Associações de apoio especializado à vítima de violência sexual:

Quebrar o Silêncio (apoio para homens e rapazes vítimas de abusos sexuais)
910 846 589
apoio@quebrarosilencio.pt

Associação de Mulheres Contra a Violência - AMCV
213 802 165
ca@amcv.org.pt

Emancipação, Igualdade e Recuperação - EIR UMAR
914 736 078
eir.centro@gmail.com

A Comissão diz ainda, no relatório, que "garantiu sempre o anonimato das vítimas — tanto no sigilo na transmissão de informação ao Ministério Público (nos casos não prescritos), como nos contactos com a comunicação social, na articulação com a CEP ou na consulta de arquivos da Igreja". Ou seja, "a base de dados dos testemunhos ficou blindada ao exterior".

Mas porquê? Para o grupo de trabalho, do "ponto de vista de um estudo científico sobre abusos sexuais de crianças, os nomes em concreto são irrelevantes para o objetivo traçado, pois o que importa é construir uma tipologia de contextos de abuso, associados a perfis-tipo de pessoas vítimas e de pessoas abusadoras".

Assim, garantir o anonimato das vítimas "era um princípio fundamental de partida: ninguém, em caso algum, deveria sentir-se exposto (ou em risco) na sua pessoa concreta, sendo que a garantia desta proteção podia levá-la a sentir-se eventualmente mais segura para colaborar com a Comissão Independente e assim aprofundarem-se os seus testemunhos".

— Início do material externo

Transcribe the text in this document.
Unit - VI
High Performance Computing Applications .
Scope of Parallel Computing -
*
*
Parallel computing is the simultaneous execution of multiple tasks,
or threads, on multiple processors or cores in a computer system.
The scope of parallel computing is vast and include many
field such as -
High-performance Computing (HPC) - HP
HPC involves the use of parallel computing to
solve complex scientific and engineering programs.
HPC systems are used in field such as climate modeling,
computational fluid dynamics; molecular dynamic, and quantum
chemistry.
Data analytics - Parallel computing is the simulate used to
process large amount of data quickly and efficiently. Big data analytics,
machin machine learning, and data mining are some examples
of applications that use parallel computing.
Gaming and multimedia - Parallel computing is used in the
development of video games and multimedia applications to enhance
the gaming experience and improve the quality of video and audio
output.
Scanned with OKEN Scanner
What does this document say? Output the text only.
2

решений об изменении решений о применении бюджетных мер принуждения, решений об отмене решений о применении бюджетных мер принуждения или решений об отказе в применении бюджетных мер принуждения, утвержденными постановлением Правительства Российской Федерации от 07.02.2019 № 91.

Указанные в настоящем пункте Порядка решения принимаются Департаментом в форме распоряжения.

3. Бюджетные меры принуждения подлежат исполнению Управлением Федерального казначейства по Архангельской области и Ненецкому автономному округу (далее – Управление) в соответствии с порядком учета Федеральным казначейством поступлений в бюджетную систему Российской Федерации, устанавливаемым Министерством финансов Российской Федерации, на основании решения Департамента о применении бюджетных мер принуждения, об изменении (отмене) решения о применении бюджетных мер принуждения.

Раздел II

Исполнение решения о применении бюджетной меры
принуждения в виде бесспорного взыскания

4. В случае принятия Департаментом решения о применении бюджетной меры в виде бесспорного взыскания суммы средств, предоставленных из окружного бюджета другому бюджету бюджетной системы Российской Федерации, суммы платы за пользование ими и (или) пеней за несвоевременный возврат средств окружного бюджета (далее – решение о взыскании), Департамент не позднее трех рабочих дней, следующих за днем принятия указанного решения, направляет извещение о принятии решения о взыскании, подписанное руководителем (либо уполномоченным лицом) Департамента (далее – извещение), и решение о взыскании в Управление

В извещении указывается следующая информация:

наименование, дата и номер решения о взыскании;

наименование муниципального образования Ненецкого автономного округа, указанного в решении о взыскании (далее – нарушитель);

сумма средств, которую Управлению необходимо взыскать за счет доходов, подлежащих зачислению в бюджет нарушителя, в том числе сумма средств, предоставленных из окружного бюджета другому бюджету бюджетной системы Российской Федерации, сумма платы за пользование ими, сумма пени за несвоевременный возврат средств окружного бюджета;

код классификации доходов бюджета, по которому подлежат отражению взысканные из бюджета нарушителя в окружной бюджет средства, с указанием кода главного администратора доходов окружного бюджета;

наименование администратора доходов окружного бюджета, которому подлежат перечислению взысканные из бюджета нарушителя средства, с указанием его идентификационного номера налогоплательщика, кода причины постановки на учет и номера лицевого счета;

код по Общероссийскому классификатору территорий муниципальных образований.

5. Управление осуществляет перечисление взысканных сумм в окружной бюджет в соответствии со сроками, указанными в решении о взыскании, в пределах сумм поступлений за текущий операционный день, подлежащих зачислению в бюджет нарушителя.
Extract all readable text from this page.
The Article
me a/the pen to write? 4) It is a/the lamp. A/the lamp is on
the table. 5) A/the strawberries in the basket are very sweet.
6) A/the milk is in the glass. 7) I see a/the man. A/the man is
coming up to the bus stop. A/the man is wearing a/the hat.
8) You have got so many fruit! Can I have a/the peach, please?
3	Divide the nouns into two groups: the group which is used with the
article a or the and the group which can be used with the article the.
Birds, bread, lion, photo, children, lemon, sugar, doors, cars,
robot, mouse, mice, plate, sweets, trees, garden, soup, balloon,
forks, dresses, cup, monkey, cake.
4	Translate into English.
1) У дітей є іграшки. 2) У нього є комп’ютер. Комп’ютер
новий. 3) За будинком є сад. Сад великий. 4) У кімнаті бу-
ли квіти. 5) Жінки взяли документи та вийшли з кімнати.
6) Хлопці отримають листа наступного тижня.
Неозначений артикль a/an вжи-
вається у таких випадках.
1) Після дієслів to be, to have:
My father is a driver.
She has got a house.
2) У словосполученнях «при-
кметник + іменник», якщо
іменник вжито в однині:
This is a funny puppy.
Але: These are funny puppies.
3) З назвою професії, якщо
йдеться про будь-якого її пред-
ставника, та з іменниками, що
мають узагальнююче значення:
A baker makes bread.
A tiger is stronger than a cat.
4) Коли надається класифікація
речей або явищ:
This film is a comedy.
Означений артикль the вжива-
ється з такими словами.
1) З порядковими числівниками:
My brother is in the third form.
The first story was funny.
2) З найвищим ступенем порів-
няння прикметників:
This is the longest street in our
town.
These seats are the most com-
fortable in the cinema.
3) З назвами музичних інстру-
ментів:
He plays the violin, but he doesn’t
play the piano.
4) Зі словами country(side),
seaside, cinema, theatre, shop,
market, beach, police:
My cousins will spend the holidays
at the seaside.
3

Feitas as contas, "apenas 2,7% dos respondentes referem que a possibilidade de falar do abuso 'sem dar a cara' foi a principal razão para preencherem o inquérito ou contactarem a Comissão".

"Não sendo esta Comissão uma equipa de investigação criminal, estava absolutamente fora de questão procurar recolher nomes de alegados suspeitos destes crimes ou encorajar denúncias", foi ainda especificado.

O SAPO24 contactou a Comissão, que já não está no ativo, para saber quantos dos nomes entregues na lista de alegados abusadores surgiram com base em denúncias anónimas, mas não foi recebida qualquer resposta em tempo útil.

E alguém quis revelar a identidade?

Com o decorrer dos trabalhos, "tornou-se inevitável o confronto com numerosos casos de pessoas que, ao preencheram o inquérito autonomamente ou através do contacto com a Comissão, decidiram expressamente identificar-se, oferecendo-se até (algumas delas) para uma colaboração futura e/ou a solicitar um contacto direto com a Comissão. Outras, também, decidiram revelar a identidade concreta dos seus abusadores nos campos abertos do questionário (por exemplo, incluindo-o na resposta à pergunta 'Gostaria de acrescentar mais alguma coisa ao seu testemunho?')".

"Desde o início dos trabalhos, 51 pessoas contactaram a Comissão para marcar um dia e uma hora para virem pessoalmente dar o seu testemunho: ou seja, mais do que preencherem um inquérito anónimo disponível online, abordarem o seu caso telefonicamente ou expondo-o por email ou em carta, esses adultos fizeram questão de falar pessoalmente com membros da Comissão, dando assim a sua cara, quebrando o seu anonimato, desejando participar de uma maneira ainda mais ativa e explícita do que outros neste estudo", é referido.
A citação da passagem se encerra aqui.